92      A este respeito, como observou a advogada‑geral no n.° 91 das suas conclusões, a instauração de medidas preventivas, e, por conseguinte, prévias, deve, no presente contexto, ser considerada adequada para assegurar a realização do objectivo de protecção do ambiente. Com efeito, a adopção de medidas a posteriori, quando se afigure que a implantação de um estabelecimento comercial já construído tem um impacto negativo na protecção do ambiente, surge como uma alternativa menos eficaz e mais dispendiosa relativamente ao sistema de autorização prévia. O mesmo raciocínio vale para o objectivo do ordenamento do território.

93      A Comissão também não indicou por que motivo a exigência de obter uma licença prévia para a abertura de um grande estabelecimento comercial, considerada por si só, ultrapassaria o necessário para atingir os ditos objectivos.

94      Assim, a primeira parte da segunda acusação deve ser julgada improcedente.

95      Em contrapartida, há que concluir que a obrigação, decorrente do artigo 6.°, n.° 2, primeiro parágrafo, da Lei 7/1996, de ter em conta, para a emissão de tal licença, a existência de um equipamento comercial na zona em causa assim como os efeitos de uma nova implantação na estrutura comercial desta zona, visada pela segunda parte da presente acusação, respeita ao impacto no comércio preexistente e na estrutura do mercado, e não à protecção dos consumidores.

96      O mesmo vale para a obrigação, no quadro do processo de emissão desta licença, de apresentar um relatório sobre o grau de implantação, que é vinculativo se a resposta for negativa e que deve ser negativo se o grau de implantação ultrapassar um determinado valor, obrigação esta que resulta do artigo 8.° da Lei 18/2005 e dos artigos 31.°, n.° 4, e 33.°, n.° 2, do Decreto 378/2006 e que é visada pela terceira parte da presente acusação.

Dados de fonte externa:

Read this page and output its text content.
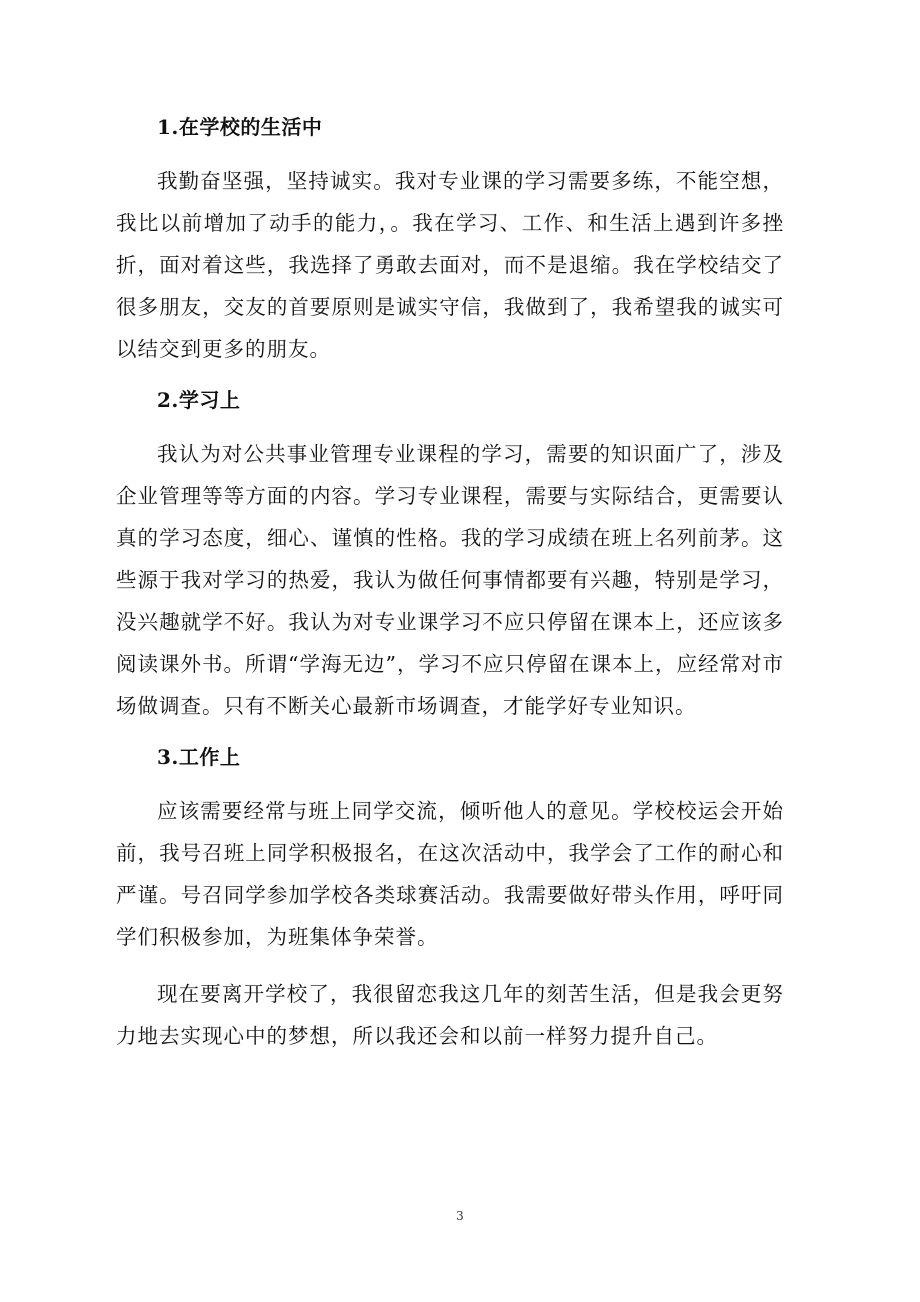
1.在学校的生活中

我勤奋坚强，坚持诚实。我对专业课的学习需要多练，不能空想，我比以前增加了动手的能力，。我在学习、工作、和生活上遇到许多挫折，面对着这些，我选择了勇敢去面对，而不是退缩。我在学校结交了很多朋友，交友的首要原则是诚实守信，我做到了，我希望我的诚实可以结交到更多的朋友。

2.学习上

我认为对公共事业管理专业课程的学习，需要的知识面广了，涉及企业管理等等方面的内容。学习专业课程，需要与实际结合，更需要认真的学习态度，细心、谨慎的性格。我的学习成绩在班上名列前茅。这些源于我对学习的热爱，我认为做任何事情都要有兴趣，特别是学习，没兴趣就学不好。我认为对专业课学习不应只停留在课本上，还应该多阅读课外书。所谓“学海无边”，学习不应只停留在课本上，应经常对市场做调查。只有不断关心最新市场调查，才能学好专业知识。

3.工作上

应该需要经常与班上同学交流，倾听他人的意见。学校校运会开始前，我号召班上同学积极报名，在这次活动中，我学会了工作的耐心和严谨。号召同学参加学校各类球赛活动。我需要做好带头作用，呼吁同学们积极参加，为班集体争荣誉。

现在要离开学校了，我很留恋我这几年的刻苦生活，但是我会更努力地去实现心中的梦想，所以我还会和以前一样努力提升自己。

3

97      A este respeito, importa constatar que estas disposições requerem a aplicação de limiares no que se refere ao grau de implantação e de incidência no comércio a retalho preexistente, a partir dos quais é impossível abrir grandes estabelecimentos comerciais e/ou estabelecimentos comerciais de dimensão média.

98      Ora, tais considerações, sendo de natureza puramente económica, não podem, em conformidade com a jurisprudência recordada no n.° 74 do presente acórdão, constituir uma razão imperiosa de interesse geral.

99      Por conseguinte, há que julgar procedentes a segunda e a terceira parte da segunda acusação.

–       Quanto à quarta parte

100    No âmbito desta parte, a Comissão contesta a compatibilidade com o artigo 43.° CE do artigo 6.°, n.° 2, segundo parágrafo, da Lei 7/1996, que impõe a consulta do Tribunal da Concorrência.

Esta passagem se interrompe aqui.